If you're thinking of replacing your card because you're having problems running a certain game, make sure you have the latest version of the drivers for your current graphics card. You will find the latest drivers for your card available for download from the manufacturer's Web site.

For the purpose of gaming, two developers of 3D graphics card chipsets have come to dominate the market: nVidia and ATI. While there are many video card manufacturers, most of them build their cards around chipsets designed and supported by one of these two companies. Certain games will run a little better on one chipset than another - something you might want to consider before deciding which way to go.

A long time ago the Advanced Graphics Port (AGP) replaced the Peripheral Component Interface (PCI) as the standard way to connect the graphics card to the motherboard. PCI-Express is a new and faster form of PCI, which is replacing AGP as the standard for graphics card slots. PCI-Express offers roughly twice the data transfer rate of 8x AGP. You can't put a PCI-Express card in an AGP slot or vice versa, so your motherboard will have to have PCI-Express if you want to use a PCIE card.

256 MB of memory is, at the time of writing this, about the minimum for a gamer looking for a new card. When it comes to memory, more is always better, although it does raise the price of the card. 128 MB cards are still common, but it's worth looking for 256 MB or even 512 MB of memory if you want to run games at high resolutions.
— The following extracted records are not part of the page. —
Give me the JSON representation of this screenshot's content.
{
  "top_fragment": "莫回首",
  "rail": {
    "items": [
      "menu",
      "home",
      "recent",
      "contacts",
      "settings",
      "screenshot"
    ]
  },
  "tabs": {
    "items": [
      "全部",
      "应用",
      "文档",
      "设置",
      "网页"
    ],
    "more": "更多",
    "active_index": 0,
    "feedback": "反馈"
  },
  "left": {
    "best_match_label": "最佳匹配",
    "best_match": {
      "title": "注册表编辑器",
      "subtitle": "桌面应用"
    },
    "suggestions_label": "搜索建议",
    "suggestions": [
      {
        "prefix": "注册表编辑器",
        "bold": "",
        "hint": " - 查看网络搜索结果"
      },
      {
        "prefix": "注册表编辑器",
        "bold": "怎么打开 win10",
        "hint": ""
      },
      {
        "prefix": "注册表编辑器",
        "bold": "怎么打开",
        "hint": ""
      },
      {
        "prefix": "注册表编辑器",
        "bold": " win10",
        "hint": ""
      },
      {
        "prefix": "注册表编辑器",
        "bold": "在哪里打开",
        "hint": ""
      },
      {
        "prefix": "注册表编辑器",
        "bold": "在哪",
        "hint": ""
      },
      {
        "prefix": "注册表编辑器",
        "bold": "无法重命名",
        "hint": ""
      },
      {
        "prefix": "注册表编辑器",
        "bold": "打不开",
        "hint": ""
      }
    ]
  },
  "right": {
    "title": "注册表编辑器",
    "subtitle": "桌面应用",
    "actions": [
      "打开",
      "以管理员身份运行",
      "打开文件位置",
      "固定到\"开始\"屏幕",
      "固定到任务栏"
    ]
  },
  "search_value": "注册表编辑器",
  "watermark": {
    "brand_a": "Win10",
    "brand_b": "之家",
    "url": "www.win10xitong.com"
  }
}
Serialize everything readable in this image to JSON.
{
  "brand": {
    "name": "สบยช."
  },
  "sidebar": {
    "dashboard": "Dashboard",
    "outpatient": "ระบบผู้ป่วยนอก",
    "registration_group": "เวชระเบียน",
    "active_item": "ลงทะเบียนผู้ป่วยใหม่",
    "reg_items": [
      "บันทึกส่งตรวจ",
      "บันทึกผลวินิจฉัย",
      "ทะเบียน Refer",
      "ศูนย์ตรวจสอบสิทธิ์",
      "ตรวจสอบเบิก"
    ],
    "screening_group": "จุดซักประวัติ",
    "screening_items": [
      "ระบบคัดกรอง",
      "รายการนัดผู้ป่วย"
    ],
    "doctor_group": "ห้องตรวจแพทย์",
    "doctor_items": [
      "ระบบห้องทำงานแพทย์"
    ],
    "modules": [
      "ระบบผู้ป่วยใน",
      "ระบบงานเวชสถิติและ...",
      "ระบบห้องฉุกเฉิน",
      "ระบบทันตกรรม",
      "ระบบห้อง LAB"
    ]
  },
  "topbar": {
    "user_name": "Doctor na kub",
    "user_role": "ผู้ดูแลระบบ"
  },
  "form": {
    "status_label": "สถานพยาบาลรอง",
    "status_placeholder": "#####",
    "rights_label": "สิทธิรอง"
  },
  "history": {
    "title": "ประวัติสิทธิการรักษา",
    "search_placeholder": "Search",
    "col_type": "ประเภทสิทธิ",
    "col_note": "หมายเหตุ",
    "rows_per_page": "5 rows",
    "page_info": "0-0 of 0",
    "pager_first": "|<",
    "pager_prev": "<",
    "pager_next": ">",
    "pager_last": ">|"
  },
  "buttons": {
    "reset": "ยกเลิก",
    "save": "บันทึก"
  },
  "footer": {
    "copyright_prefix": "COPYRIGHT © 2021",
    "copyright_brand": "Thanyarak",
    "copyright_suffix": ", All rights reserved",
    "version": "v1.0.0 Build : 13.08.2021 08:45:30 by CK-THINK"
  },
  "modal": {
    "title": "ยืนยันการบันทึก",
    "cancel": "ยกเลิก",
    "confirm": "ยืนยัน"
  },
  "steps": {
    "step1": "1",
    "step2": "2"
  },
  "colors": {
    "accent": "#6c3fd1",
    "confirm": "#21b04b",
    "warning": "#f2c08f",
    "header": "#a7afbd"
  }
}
As the term implies, framerate is an indication of how many frames per second your system can display. The rate not only varies from game to game, it is also affected by the game's settings and the action taking place at any given moment in the game. Framerate is, in some ways, the ultimate test of a video card's speed, so a lot of sites compare cards on this basis. The fastest cards in this regard are usually the most expensive as well.

While you may need the latest version of Microsoft DirectX (DX) software to run a game, this doesn't necessarily mean that your card must be fully compatible with the latest version of DX, you simply won't be able to use certain graphics features. Most new games support cards that have built-in DX 9 features, but will still run on a video card from the DX 8 era. When in doubt, look for the specific chipsets that the game you want to play supports.

This has been a standard feature in game-oriented video cards for quite a few years, but there are still PCs around that don't have it. These are usually systems with Intel graphics integrated into the motherboard, commonly used in budget laptops and desktops designed for office use. If your desktop doesn't have hardware T&L and you have an AGP slot available, adding a newer video card is an option.

Although, as noted earlier, AGP will soon be history, here are some basics if you're working on an older system. There are several different speeds of AGP, but anything other than 8x is rare. Both the slot on the motherboard and the video card will have an AGP rating, but in most cases these ratings do not have to match for the system to work. The system will operate at the speed of the lowest rated component. For example, if your motherboard supports 8x AGP but your video card will only do 4x, your system will operate at 4x.